Mas são estes exemplos comprovativos? Para o verificar, consideremos uma região onde a forma de luta considerada é a mais usada: a Letónia. Eis os queixumes que formula o jornal Novoié Vrémia de 21[8] e de 25[12] de Setembro acerca da actividade da social-democracia letónia. O partido Social-Democrata Operário da Letónia (ligado ao P. O. S. D. R.) publica o seu jornal regularmente com uma tiragem de 30 000 exemplares. Na parte oficial, publica listas de espiões que todo o homem honesto tem o dever de executar. Os que colaboram com a polícia são declarados «adversários da revolução» e sujeitos a execução; por outro lado, respondem também com todos os seus bens. O dinheiro destinado ao Partido Social-Democrata não deve ser depositado a não ser com a apresentação de um recibo sustentando o carimbo da organização. No último relatório do Partido, sobre 48 000 rublos de receitas para o ano, figuram 5 600 rublos entregues pela secção de Libau, para compra de armas; esta soma foi realizada por expropriação. O Novoié Vrémia vitupera furiosamente, concebe-se, contra esta «legislação revolucionária», este «governo temível».

Ninguém ousaria qualificar a actividade dos social-democratas letões de anarquismo, blanquismo, terrorismo. E porquê? Porque aqui vê-se claramente a relação entre esta nova forma de luta e a insurreição que ocorreu em Dezembro como a que se prepara de novo. Para toda a Rússia esta combinação não é tão evidente, mas existe. Não se poderia pôr em causa a extensão da luta «de guerrilhas» precisamente desde Dezembro e a sua ligação com o agravamento da crise não somente económico, mas também político. O antigo terrorismo russo era ocupação de intelectuais conspiradores; hoje em dia a luta de guerrilhas é conduzida, em geral, por militantes operários ou simplesmente por desempregados. O blanquismo e o anarquismo apresentam-se rapidamente na ideia daqueles que actuam voluntariamente segundo fórmulas feitas; mas perante uma situação insurreccional tão evidente como o é na Letónia, a impropriedade destes epitáfios salta à vista.

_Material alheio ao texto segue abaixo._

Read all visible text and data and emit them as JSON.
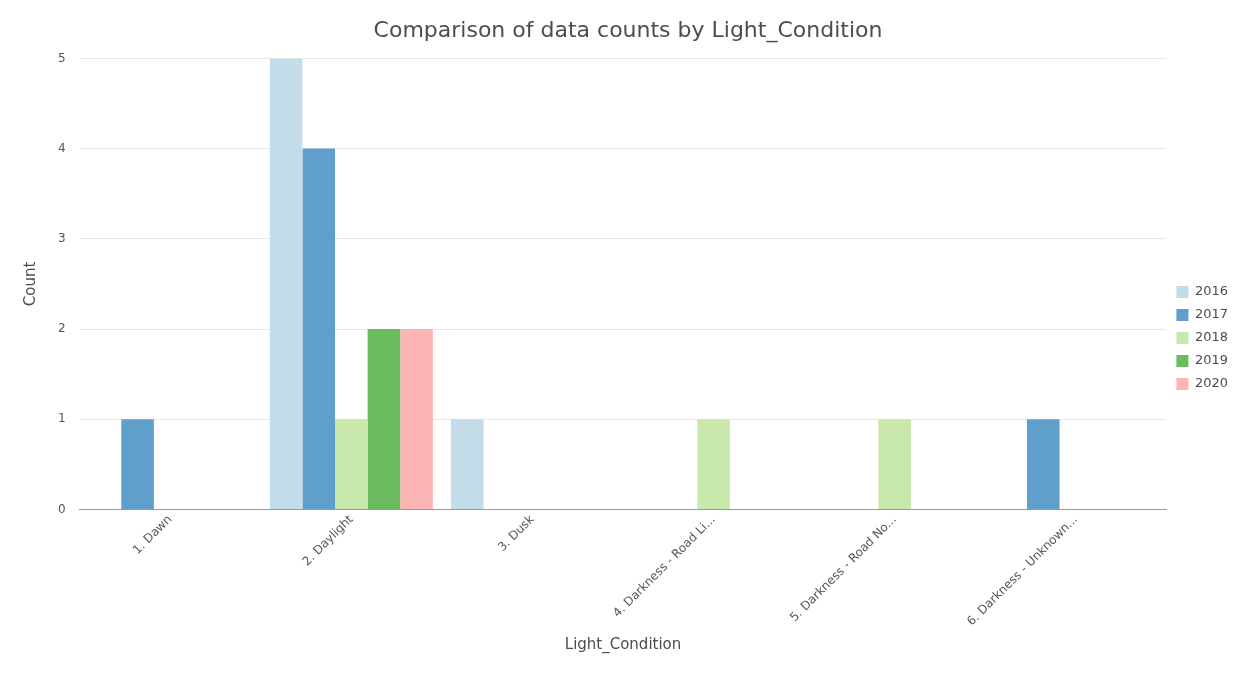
{
  "chart_data": {
    "type": "bar",
    "title": "Comparison of data counts by Light_Condition",
    "xlabel": "Light_Condition",
    "ylabel": "Count",
    "categories": [
      "1. Dawn",
      "2. Daylight",
      "3. Dusk",
      "4. Darkness - Road Li...",
      "5. Darkness - Road No...",
      "6. Darkness - Unknown..."
    ],
    "series": [
      {
        "name": "2016",
        "color": "#c2dcea",
        "values": [
          0,
          5,
          1,
          0,
          0,
          0
        ]
      },
      {
        "name": "2017",
        "color": "#5f9fcb",
        "values": [
          1,
          4,
          0,
          0,
          0,
          1
        ]
      },
      {
        "name": "2018",
        "color": "#c9e8ae",
        "values": [
          0,
          1,
          0,
          1,
          1,
          0
        ]
      },
      {
        "name": "2019",
        "color": "#6abc5e",
        "values": [
          0,
          2,
          0,
          0,
          0,
          0
        ]
      },
      {
        "name": "2020",
        "color": "#fdb6b5",
        "values": [
          0,
          2,
          0,
          0,
          0,
          0
        ]
      }
    ],
    "ylim": [
      0,
      5
    ],
    "yticks": [
      0,
      1,
      2,
      3,
      4,
      5
    ],
    "grid": "y",
    "legend": "right"
  }
}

Pelo exemplo dos letões vê-se muito bem a que ponto esta análise, tão frequente entre nós, da guerra de guerrilha, separada da situação insurreccional, está privada de justeza, de valor científico, de sentido histórico. Ora é preciso contar com esta situação, cuidar das particularidades de um período intermédio entre as grandes revoltas; é preciso compreender quais as novas formas de luta que nascem inevitavelmente em tais períodos, e não se esquivar, recusando em bloco estes métodos com a ajuda de um vocabulário feito, igualmente usado pelos cadetes como entre as pessoas do Novoié Vrémia: anarquismo, pilhagem, crimes de elementos desqualificados!

Dizem-nos que os actos de guerrilha desorganizam o nosso trabalho. Apliquemos este raciocínio à situação que se seguiu a Dezembro de 1905, na época das perseguições organizadas pelos Cem-Negros e do estado de sítio. O que é que desorganiza mais o movimento numa época semelhante: a falta de resistência ou uma luta organizada de guerrilhas; comparai a Rússia central com as províncias fronteiriças do oeste, a Polónia e a Letónia. Sem dúvida alguma, a guerra de guerrilhas está muito mais difundida e mais desenvolvida no oeste. Está igualmente fora de dúvida que o movimento revolucionário em geral e o movimento social-democrata em particular estão mais desorganizados na Rússia central que nas províncias do oeste. Longe de nós, certamente, a ideia de concluir que o movimento social-democrata na Polónia e na Letónia está menos desorganizado graças à guerra de guerrilha. De maneira nenhuma. É preciso concluir somente que a guerra de guerrilhas não tem nada a ver com a desorganização do movimento operário social-democrata na Rússia, em 1906.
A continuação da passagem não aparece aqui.